Seeing Things in Random-Dot Videos
This addresses the challenge of interpreting noisy dynamic visual data, such as from ultrasound imaging, which is incremental as it builds on existing a contrario frameworks for human perception modeling.
The paper tackled the problem of detecting and grouping objects in random-dot videos, where per-frame information is sparse and noisy, by proposing a new algorithm based on temporal integration and spatial statistical tests. The algorithm achieved performance strikingly similar to human perception in psychophysical experiments, with only two parameters: time integration and visual angle.

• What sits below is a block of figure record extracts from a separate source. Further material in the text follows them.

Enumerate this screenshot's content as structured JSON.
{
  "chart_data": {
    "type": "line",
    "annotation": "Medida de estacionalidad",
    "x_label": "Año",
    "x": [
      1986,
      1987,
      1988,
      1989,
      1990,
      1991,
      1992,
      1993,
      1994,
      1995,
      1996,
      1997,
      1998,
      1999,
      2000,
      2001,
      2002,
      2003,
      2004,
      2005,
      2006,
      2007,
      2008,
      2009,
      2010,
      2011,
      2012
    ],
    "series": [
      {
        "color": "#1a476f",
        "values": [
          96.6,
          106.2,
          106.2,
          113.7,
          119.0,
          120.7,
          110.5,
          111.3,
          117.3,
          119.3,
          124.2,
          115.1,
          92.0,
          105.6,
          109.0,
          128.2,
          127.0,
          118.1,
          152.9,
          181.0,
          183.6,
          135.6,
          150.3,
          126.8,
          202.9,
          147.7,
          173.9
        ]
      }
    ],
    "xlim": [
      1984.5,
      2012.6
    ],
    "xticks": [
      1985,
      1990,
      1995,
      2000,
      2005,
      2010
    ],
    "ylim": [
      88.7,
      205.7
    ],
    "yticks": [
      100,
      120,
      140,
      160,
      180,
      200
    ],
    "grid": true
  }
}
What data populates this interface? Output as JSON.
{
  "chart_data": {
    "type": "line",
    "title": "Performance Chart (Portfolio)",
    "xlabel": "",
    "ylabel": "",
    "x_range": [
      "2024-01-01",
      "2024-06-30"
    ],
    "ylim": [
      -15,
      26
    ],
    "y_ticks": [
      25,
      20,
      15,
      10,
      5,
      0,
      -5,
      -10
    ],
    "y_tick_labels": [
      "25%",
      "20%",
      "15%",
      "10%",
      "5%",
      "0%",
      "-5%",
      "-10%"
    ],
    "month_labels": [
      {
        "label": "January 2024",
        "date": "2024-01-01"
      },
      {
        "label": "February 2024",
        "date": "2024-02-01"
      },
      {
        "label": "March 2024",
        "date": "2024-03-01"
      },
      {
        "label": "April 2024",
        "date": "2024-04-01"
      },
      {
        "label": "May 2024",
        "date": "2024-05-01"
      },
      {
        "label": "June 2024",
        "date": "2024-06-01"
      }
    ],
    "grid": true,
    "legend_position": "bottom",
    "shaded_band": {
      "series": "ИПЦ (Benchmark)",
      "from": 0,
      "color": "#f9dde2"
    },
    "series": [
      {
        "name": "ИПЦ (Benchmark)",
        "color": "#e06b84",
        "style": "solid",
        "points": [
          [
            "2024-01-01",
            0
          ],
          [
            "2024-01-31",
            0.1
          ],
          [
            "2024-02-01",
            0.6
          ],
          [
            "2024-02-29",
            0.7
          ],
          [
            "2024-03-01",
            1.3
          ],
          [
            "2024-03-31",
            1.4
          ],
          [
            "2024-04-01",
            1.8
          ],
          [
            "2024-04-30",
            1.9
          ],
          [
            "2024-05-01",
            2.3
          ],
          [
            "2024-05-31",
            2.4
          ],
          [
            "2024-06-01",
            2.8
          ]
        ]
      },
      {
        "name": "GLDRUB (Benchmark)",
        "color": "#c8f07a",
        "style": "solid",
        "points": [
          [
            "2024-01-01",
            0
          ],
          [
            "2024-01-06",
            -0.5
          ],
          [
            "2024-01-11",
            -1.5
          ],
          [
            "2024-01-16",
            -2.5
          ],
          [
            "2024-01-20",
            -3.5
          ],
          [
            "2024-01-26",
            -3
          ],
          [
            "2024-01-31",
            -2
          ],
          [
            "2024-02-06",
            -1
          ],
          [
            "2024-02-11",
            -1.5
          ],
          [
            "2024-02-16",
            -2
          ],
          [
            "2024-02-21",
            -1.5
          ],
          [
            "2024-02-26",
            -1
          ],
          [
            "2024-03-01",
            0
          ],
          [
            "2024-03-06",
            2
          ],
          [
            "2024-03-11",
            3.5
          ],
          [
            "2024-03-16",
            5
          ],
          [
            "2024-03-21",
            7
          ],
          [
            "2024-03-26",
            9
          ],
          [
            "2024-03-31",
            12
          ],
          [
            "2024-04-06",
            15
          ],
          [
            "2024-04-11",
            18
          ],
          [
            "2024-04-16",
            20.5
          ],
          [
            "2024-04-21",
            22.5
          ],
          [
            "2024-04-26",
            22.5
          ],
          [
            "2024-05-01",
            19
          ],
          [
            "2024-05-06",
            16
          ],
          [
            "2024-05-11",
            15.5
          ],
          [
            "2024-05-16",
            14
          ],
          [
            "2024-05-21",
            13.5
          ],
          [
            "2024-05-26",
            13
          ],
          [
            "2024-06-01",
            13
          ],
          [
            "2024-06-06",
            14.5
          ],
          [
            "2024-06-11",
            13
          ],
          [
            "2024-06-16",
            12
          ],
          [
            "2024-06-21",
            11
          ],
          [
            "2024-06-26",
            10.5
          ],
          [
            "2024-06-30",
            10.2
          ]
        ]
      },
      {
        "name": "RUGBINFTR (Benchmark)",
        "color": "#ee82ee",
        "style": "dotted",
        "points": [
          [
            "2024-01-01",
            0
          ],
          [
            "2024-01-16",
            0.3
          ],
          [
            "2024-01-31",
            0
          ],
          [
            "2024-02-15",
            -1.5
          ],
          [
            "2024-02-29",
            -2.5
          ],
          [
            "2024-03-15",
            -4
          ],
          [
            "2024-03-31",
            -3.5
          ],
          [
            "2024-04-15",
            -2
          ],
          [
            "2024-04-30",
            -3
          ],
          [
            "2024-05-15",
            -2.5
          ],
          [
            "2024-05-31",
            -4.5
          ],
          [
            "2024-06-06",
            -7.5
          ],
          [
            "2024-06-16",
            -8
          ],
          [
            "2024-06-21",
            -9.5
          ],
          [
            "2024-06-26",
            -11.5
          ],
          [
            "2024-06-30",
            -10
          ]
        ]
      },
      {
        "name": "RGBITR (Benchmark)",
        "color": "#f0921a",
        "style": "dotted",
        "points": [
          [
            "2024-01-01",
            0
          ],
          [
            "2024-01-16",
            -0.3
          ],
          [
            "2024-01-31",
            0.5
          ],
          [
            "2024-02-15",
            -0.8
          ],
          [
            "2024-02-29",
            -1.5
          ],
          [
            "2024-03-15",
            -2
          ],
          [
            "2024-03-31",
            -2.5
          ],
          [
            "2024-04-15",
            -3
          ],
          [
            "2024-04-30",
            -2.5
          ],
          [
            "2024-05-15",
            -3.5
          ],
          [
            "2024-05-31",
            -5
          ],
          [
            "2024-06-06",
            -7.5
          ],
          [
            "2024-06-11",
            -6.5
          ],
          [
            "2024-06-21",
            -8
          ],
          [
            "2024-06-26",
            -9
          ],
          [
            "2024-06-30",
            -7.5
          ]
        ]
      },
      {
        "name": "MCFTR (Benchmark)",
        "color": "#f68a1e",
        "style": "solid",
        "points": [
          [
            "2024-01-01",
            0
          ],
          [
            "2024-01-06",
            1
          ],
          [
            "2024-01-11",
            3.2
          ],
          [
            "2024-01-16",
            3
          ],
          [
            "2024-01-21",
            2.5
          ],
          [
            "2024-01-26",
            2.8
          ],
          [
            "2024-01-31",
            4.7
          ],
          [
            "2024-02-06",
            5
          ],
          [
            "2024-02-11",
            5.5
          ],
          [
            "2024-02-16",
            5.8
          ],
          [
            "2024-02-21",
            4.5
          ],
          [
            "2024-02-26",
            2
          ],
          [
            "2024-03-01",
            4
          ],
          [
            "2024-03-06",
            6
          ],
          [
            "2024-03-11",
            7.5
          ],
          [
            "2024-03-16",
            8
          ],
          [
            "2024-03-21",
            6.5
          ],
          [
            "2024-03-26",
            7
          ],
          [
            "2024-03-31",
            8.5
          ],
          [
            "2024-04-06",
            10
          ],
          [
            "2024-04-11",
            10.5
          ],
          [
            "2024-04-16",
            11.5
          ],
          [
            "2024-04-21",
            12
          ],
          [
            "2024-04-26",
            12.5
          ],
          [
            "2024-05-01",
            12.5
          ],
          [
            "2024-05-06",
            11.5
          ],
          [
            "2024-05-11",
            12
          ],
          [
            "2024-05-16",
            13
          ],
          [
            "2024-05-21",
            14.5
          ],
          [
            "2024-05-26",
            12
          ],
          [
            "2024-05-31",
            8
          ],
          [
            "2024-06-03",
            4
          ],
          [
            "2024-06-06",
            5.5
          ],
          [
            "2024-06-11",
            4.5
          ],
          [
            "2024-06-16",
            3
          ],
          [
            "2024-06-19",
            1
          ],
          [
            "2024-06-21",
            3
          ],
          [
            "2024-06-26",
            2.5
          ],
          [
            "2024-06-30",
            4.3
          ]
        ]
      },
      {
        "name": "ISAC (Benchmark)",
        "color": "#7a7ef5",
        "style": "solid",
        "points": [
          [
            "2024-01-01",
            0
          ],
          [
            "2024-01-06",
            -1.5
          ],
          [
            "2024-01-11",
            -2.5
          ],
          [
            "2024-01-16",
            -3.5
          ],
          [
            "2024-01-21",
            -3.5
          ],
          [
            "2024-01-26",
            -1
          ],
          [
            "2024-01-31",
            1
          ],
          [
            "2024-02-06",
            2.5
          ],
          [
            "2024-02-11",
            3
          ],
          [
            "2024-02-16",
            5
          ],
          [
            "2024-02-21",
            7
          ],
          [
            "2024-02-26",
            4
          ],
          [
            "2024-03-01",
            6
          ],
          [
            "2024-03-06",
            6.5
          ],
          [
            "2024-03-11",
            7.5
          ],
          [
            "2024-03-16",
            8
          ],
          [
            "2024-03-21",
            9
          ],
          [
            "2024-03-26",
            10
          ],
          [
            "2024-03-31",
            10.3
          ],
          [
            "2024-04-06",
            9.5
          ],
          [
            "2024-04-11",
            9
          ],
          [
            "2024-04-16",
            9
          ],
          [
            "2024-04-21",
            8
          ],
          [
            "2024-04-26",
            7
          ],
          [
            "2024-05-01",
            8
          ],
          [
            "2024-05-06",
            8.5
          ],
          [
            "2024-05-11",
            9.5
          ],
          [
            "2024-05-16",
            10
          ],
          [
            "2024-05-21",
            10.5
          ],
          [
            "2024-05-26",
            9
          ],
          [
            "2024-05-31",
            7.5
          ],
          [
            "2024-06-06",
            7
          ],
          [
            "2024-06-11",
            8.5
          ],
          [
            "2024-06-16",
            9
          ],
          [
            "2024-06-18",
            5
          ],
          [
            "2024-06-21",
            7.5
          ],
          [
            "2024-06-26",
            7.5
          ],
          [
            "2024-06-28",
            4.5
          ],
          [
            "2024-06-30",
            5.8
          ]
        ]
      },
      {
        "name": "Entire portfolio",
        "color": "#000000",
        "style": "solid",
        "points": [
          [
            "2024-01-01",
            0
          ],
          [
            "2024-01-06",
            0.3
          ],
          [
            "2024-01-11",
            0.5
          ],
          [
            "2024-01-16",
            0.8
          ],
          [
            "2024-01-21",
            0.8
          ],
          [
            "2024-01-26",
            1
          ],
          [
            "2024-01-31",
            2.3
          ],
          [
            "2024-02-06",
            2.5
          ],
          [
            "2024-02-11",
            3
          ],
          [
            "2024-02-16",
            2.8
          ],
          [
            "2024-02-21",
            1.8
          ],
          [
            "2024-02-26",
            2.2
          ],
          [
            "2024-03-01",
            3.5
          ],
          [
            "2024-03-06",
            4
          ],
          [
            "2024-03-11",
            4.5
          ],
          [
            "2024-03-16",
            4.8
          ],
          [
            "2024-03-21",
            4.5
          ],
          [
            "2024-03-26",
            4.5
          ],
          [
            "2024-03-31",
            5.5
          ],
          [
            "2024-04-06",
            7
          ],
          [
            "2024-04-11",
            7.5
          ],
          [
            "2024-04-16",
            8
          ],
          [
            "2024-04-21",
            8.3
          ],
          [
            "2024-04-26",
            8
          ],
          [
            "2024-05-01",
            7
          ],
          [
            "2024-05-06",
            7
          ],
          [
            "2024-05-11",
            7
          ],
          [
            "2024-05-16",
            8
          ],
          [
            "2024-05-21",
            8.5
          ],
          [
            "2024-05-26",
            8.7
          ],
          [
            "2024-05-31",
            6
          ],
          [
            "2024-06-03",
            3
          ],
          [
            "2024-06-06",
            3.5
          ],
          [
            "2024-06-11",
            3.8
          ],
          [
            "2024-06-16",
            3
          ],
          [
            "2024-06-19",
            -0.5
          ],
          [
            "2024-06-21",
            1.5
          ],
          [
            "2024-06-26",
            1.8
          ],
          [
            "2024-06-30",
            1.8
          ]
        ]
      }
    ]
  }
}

Humans possess an intricate and powerful visual system in order to perceive and understand the environing world. Human perception can effortlessly detect and correctly group features in visual data and can even interpret random-dot videos induced by imaging natural dynamic scenes with highly noisy sensors such as ultrasound imaging. Remarkably, this happens even if perception completely fails when the same information is presented frame by frame rather than in a video sequence. We study this property of surprising dynamic perception with the first goal of proposing a new detection and spatio-temporal grouping algorithm for such signals when, per frame, the information on objects is both random and sparse and embedded in random noise. The algorithm is based on the succession of temporal integration and spatial statistical tests of unlikeliness, the a contrario framework. The algorithm not only manages to handle such signals but the striking similarity in its performance to the perception by human observers, as witnessed by a series of psychophysical experiments on image and video data, leads us to see in it a simple computational Gestalt model of human perception with only two parameters: the time integration and the visual angle for candidate shapes to be detected.